3)   Pension obligations, which further impacted their cost structure vs. newer competitors that did not have this overhead

For Alcatel-Lucent to avoid being the next Nortel, and salvaging some value for shareholders and likely more jobs for current employees longer term, I believe the proper course for the company should be to break itself up like Motorola did rather than risk a bankruptcy process to lead to such a break-up.  While there are many outcomes for such a break-up, we believe the best choice for the Company is as follows:

1) Sell Mobility and Mobile Patents to Samsung or Cisco:  While the trend towards Mobility is a convincing reason for Alcatel-Lucent to stay in the wireless infrastructure business, the company does not have enough scale vs. other businesses like IP Routing and Optical.  The rapid decline of legacy high margin CDMA technology also makes the wireless business likely loss making now and into the future.  Given US security concerns as evidenced by the recent US review of Huawei and ZTE, I believe this business could only be sold to a “Western friendly” company. Samsung makes the most sense given its already in the wireless infrastructure business (but lacks scale), has strong financials, can complement its strong mobile handset business and would welcome additional intellectual property in its ongoing patent war with Apple.  While Cisco is a longer shot given its lack of historical desire to be supplier of base stations (although it did try and fail to enter the WiMax market via an acquisition in the past), its ability to garner more presence with leading global services providers could make such a transaction somewhat enticing.    Hey, if Cisco acquired Scientific-Atlanta, why not think about them considering the Alcatel-Lucent wireless business if it went up for sale?

2) Double Down On IP Routing and Optical:  Where Alcatel-Lucent has scale, competitive technology and better prospects for profitability in my view is in the IP Router and Optical Systems market.  The company is number two globally in edge IP Routers and in the top two in Optical Systems.   The ongoing convergence of IP and Optical also provides unique competitive positioning.  While the company does have global scale in the Broadband Access market, there is little or no growth in this business going forward.  The company should likely stay in the business with a transition to more of a services/OEM model by utilizing more focused vendors in this market for future upgrades of the installed base.

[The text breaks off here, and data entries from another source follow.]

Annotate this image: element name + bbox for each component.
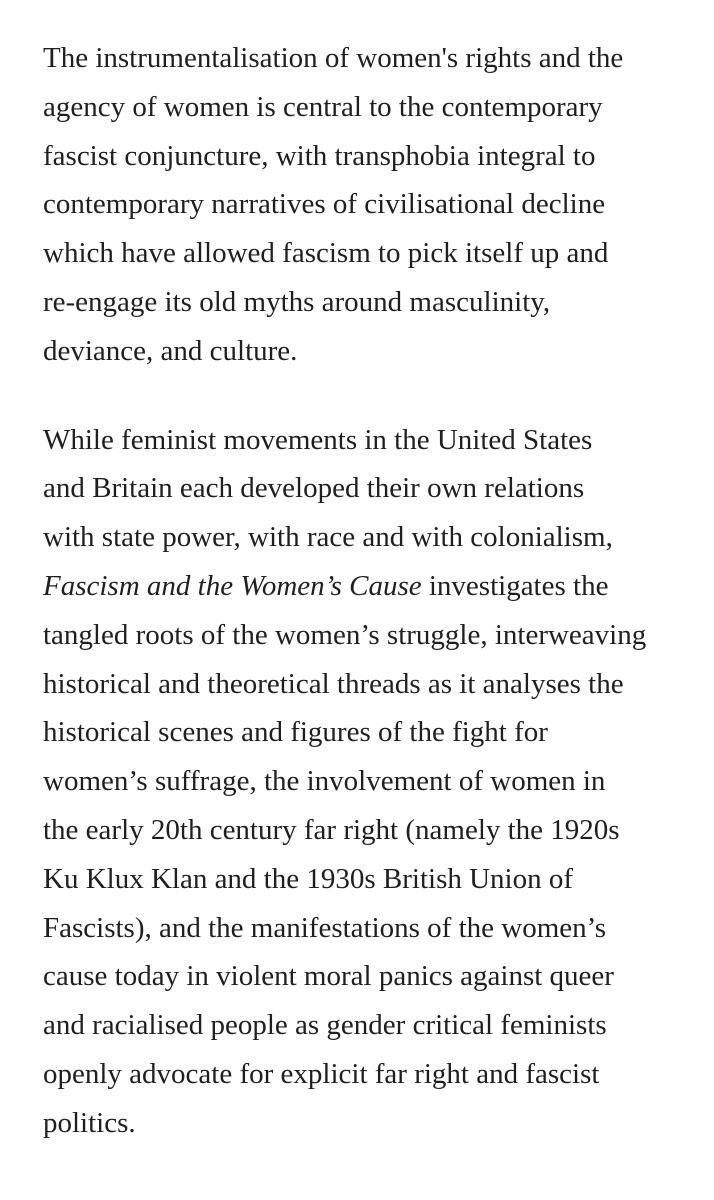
text-line: openly advocate for explicit far right and fascist [43, 1057, 600, 1090]
text-line: While feminist movements in the United States [43, 423, 593, 456]
text-line: historical scenes and figures of the fight for [43, 716, 548, 749]
text-line: Fascists), and the manifestations of the women’s [43, 911, 606, 944]
text-line: and racialised people as gender critical feminists [43, 1009, 607, 1042]
book-title: Fascism and the Women’s Cause [43, 569, 422, 602]
text-line: with state power, with race and with colonialism, [43, 521, 613, 554]
paragraph-2 [43, 416, 703, 1148]
text-line: the early 20th century far right (namely the 1920s [43, 813, 620, 846]
text-line-with-title [43, 562, 703, 611]
paragraph-1 [43, 34, 703, 376]
book-title-line-rest: investigates the [421, 569, 609, 602]
text-line: deviance, and culture. [43, 334, 298, 367]
text-line: The instrumentalisation of women's rights and the [43, 42, 624, 74]
text-line: cause today in violent moral panics against queer [43, 960, 614, 993]
text-line: contemporary narratives of civilisational decline [43, 188, 606, 221]
text-line: tangled roots of the women’s struggle, interweaving [43, 618, 647, 651]
text-line: historical and theoretical threads as it analyses the [43, 667, 624, 700]
text-line: agency of women is central to the contemporary [43, 90, 603, 123]
text-line: fascist conjuncture, with transphobia integral to [43, 139, 596, 172]
text-line: re-engage its old myths around masculinity, [43, 285, 551, 318]
article-body [43, 34, 703, 1148]
text-line: politics. [43, 1106, 136, 1139]
text-line: Ku Klux Klan and the 1930s British Union of [43, 862, 574, 895]
text-line: women’s suffrage, the involvement of women in [43, 765, 606, 798]
text-line: which have allowed fascism to pick itself up and [43, 237, 609, 270]
text-line: and Britain each developed their own relations [43, 472, 585, 505]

3) Jettison the Enterprise Business: The Alcatel-Lucent Enterprise business is competitively in a weak position with little if any product leadership and lack of scale.  According to the company’s financial reports, the business is still generating a small profit.  I believe divesting this business and letting it fend for itself is the best outcome given it has little synergies with the service provider business and creates little or no value within the overall company.  Its not clear the Enterprise business would compete effectively as a stand alone company, but given management was not able to find a buyer for the unit over the past several years at any price, there is nothing to lose letting it go its own way.

Well those are my thoughts, lets see what Ben and team decide to do.